Cap-Haïtien, refuge précaire d’un exode silencieux
Alors que les gangs imposent un contrôle quasi total sur Port-au-Prince, des milliers de familles haïtiennes fuient la capitale dans un silence contraint, faisant de Cap-Haïtien un refuge de plus en plus saturé. L’article de MSN News, relayant plusieurs enquêtes internationales, confirme que ce déplacement interne prend la forme d’un exode humanitaire, où les déplacés arrivent sans ressources, ni perspectives, après avoir échappé à la terreur quotidienne : enlèvements, incendies, exécutions sommaires.
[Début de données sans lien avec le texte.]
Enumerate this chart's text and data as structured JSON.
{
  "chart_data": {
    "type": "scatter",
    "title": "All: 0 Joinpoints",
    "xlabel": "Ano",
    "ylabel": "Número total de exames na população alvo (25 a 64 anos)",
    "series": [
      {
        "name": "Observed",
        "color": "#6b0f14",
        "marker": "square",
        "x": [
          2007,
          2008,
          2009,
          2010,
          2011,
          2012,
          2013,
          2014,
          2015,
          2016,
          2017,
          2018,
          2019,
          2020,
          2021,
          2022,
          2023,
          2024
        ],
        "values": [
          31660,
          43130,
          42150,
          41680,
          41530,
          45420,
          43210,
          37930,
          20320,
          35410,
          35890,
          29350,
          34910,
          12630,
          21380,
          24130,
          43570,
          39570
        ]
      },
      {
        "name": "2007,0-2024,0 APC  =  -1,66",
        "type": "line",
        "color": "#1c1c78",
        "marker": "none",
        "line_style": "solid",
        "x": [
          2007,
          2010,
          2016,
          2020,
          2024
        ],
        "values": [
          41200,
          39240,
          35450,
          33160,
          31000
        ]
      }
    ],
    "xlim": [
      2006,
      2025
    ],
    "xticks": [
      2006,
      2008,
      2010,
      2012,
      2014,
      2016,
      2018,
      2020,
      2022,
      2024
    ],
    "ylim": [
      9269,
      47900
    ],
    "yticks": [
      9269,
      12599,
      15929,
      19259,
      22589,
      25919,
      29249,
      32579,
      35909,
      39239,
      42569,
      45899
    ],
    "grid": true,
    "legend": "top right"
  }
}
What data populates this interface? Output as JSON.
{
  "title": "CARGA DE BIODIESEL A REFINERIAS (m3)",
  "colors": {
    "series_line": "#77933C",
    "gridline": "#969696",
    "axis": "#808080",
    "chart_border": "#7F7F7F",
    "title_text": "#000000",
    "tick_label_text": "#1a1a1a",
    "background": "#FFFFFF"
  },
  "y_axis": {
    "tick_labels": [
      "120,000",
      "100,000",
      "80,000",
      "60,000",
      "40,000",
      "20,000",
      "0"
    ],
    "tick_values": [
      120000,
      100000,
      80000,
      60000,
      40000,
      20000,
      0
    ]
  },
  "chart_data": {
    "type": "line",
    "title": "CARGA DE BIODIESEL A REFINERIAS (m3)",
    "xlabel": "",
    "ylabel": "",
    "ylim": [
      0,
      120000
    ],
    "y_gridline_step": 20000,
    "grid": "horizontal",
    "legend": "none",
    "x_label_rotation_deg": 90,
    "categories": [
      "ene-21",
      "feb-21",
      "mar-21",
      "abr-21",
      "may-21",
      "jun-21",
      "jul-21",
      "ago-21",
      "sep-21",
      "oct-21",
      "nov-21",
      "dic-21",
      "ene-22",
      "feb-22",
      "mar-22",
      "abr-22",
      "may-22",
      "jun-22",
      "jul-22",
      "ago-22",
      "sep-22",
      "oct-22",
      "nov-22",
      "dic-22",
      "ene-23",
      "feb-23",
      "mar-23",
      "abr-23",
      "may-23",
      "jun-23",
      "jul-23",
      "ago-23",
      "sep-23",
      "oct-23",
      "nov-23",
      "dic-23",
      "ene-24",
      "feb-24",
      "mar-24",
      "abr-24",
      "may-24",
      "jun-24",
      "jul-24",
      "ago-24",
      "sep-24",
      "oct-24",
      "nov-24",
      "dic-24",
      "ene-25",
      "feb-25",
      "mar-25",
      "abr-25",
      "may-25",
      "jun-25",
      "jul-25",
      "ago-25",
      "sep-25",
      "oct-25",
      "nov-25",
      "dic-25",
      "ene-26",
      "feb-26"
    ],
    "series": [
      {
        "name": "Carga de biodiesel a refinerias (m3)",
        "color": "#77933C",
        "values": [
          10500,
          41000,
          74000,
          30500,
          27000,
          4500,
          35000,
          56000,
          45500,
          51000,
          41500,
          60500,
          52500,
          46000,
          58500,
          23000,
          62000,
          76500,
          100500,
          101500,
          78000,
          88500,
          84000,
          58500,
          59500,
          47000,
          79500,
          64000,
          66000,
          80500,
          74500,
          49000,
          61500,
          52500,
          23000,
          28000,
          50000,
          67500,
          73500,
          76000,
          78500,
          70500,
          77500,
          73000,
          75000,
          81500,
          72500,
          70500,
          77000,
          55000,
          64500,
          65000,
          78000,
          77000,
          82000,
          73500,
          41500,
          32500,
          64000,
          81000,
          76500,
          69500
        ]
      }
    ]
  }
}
Cap-Haïtien, deuxième ville du pays, devient une enclave de relative stabilité dans une nation fragmentée. Pourtant, cette stabilité est précaire : les services publics sont débordés, les logements insuffisants, et les tensions sociales montent. L’absence d’un plan national d’accueil aggrave la précarité des déplacés, tandis que les voies d’accès au nord demeurent dangereuses, cernées par les groupes armés qui contrôlent routes et ports.
Selon les données de l’ONU et les récentes analyses du Financial Times, Haïti compte désormais plus de 1,3 million de déplacés internes. Le nord du pays, historiquement marginalisé, devient un point de convergence imposé, mais non préparé, à une crise de réinstallation non encadrée. L’arrivée des troupes de la mission multinationale dirigée par le Kenya, plus d’un an après leur déploiement, n’a en rien modifié l’équilibre de la terreur qui régit toujours la capitale. Le nombre de « territoires perdus » ne cesse de croître, dissimulé sous le verbiage propagandiste d’un Premier ministre en mal de légitimité, incapable d’incarner la fonction qu’il occupe.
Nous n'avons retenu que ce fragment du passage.